1 paar geslachtshormonen en 22 paren autosomen (lichaamschromosomen), waar alle erfelijke
eigenschappen op liggen. Alle info m.b.t. de aanmaak van eiwitten.
Miljoenen eigenschappen, slechts 23 paren chromosomen. Chromosomen zijn opgebouwd uit
miljoenen genen (info voor één bepaalde erfelijke eigenschap).
Erfelijke informatie in de chromosomen ligt in de scheikundige verbinding DNA, ligt in chromosomen
om eiwitten gerold.
Celdeling
Lichaam groeit door celdeling. Celdeling is een proces waarbij 1 cel zich deelt in 2 genetisch identieke
delen die uitgroeien tot volwaardige cel. Dit heet mitose.

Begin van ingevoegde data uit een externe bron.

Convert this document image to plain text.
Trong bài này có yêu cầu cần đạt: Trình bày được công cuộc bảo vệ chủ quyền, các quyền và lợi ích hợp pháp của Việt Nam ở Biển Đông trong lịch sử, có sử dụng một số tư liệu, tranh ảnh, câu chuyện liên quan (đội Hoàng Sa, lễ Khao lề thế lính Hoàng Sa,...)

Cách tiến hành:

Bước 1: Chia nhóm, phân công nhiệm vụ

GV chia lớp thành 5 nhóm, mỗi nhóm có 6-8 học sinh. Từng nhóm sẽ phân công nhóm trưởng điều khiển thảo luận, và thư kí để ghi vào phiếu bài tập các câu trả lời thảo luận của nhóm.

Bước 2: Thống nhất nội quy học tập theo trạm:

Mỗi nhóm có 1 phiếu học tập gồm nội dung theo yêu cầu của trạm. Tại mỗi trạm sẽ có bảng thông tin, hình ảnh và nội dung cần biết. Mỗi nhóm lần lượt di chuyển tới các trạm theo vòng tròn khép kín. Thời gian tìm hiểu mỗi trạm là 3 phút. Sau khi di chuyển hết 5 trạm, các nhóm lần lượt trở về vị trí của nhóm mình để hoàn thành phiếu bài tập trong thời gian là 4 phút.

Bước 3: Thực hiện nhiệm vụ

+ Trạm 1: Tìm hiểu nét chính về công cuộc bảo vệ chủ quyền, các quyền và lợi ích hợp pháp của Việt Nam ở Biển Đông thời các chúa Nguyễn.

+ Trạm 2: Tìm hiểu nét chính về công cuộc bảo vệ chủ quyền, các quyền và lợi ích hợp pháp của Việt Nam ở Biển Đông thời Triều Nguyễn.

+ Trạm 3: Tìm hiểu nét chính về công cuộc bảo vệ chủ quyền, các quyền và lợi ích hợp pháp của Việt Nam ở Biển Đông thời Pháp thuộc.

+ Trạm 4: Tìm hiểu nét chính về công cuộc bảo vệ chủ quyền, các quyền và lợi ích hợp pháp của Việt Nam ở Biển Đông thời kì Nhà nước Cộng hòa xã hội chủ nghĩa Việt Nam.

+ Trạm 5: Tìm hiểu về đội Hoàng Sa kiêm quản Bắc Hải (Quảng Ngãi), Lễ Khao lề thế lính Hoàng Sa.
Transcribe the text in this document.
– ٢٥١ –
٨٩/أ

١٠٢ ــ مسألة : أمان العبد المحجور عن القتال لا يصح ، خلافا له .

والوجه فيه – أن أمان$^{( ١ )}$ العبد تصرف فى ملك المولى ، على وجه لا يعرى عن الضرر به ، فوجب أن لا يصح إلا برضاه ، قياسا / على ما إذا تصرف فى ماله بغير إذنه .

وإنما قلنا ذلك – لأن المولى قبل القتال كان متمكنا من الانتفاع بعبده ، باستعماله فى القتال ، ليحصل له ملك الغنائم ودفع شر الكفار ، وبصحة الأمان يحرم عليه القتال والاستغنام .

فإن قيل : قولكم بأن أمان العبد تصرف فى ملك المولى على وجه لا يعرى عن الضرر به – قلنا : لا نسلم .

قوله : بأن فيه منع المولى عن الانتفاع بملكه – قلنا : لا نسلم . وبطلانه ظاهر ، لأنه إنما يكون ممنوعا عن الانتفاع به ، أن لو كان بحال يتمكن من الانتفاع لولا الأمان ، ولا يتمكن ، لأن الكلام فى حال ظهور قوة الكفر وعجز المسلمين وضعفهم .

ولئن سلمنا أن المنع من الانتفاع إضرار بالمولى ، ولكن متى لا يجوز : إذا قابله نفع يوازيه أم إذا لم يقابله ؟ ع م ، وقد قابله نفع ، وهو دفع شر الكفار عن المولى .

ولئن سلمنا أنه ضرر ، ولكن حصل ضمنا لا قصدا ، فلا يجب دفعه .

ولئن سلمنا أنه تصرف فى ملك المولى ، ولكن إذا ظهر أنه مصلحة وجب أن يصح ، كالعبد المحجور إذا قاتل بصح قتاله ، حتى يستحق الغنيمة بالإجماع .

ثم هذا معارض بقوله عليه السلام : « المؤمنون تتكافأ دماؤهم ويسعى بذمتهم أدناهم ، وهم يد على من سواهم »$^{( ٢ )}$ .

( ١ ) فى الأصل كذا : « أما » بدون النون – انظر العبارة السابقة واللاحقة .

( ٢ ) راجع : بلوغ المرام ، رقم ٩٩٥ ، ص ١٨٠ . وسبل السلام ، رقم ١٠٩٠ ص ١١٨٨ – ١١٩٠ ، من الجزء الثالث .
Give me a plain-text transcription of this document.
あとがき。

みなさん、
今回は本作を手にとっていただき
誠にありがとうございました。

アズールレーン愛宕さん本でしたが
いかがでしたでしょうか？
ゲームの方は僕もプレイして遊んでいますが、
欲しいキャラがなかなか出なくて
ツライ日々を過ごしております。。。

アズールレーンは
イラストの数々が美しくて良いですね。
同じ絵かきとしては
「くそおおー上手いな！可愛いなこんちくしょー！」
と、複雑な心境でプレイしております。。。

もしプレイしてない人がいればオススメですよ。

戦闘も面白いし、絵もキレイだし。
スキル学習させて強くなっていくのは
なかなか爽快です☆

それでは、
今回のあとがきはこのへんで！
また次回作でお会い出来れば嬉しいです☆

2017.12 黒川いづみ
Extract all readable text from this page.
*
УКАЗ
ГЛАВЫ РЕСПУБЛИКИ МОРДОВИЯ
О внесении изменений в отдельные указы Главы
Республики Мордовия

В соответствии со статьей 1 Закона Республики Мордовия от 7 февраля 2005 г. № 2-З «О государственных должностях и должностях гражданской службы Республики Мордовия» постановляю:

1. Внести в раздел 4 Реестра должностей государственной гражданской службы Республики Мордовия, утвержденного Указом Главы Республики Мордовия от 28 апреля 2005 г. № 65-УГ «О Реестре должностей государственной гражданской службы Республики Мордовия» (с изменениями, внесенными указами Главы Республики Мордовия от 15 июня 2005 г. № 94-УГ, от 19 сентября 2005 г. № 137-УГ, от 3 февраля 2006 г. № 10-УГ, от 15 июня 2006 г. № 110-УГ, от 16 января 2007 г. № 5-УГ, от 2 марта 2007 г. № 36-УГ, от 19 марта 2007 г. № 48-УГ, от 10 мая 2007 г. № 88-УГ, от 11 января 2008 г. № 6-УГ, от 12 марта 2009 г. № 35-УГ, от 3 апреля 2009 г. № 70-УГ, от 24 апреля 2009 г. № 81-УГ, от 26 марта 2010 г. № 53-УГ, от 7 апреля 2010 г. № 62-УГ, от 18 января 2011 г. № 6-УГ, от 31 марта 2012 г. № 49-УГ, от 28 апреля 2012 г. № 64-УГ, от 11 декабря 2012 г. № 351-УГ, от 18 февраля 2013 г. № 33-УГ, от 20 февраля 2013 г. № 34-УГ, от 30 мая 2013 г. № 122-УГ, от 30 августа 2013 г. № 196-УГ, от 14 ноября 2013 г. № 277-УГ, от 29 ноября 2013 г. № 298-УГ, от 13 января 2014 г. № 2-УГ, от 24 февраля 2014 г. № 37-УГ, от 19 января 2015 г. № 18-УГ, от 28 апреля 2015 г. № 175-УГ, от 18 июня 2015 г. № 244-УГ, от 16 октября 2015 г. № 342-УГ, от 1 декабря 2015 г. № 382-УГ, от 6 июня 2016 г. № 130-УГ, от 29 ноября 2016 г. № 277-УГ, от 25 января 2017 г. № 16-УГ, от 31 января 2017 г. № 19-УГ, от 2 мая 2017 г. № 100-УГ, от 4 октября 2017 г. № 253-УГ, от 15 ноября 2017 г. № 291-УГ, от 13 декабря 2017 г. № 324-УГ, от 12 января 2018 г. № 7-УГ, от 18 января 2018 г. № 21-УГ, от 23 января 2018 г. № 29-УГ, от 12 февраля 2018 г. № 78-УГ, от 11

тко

Voor het delingsproces wordt er een kopie gemaakt van elk chromosoom zodat de dochtercellen na
celdeling dezelfde info en chromosomen bevatten.
,Bevruchting samensmelten makkelijke en vrouwelijke geslachtscel. Bijzondere celdeling
meiose (reductiedeling). Geslachtscelle bevatten dan 23 ipv 46 chromosomen. Dat is nodig omdat er
anders een cel zou ontstaan met 92 chromosomen.
Chromosomen zijn zoals gezegd in paren. 1 daarvan is van vader, de ander van moeder. Soms twee
dezelfde (2x blond haar) = homozygoot
Twee verschillende genen (1x blond en 1x bruin haar) = heterozygoot
Totale hoeveelheid erfelijke info = genotype. Wat ervan tot uiting komt = fenotype.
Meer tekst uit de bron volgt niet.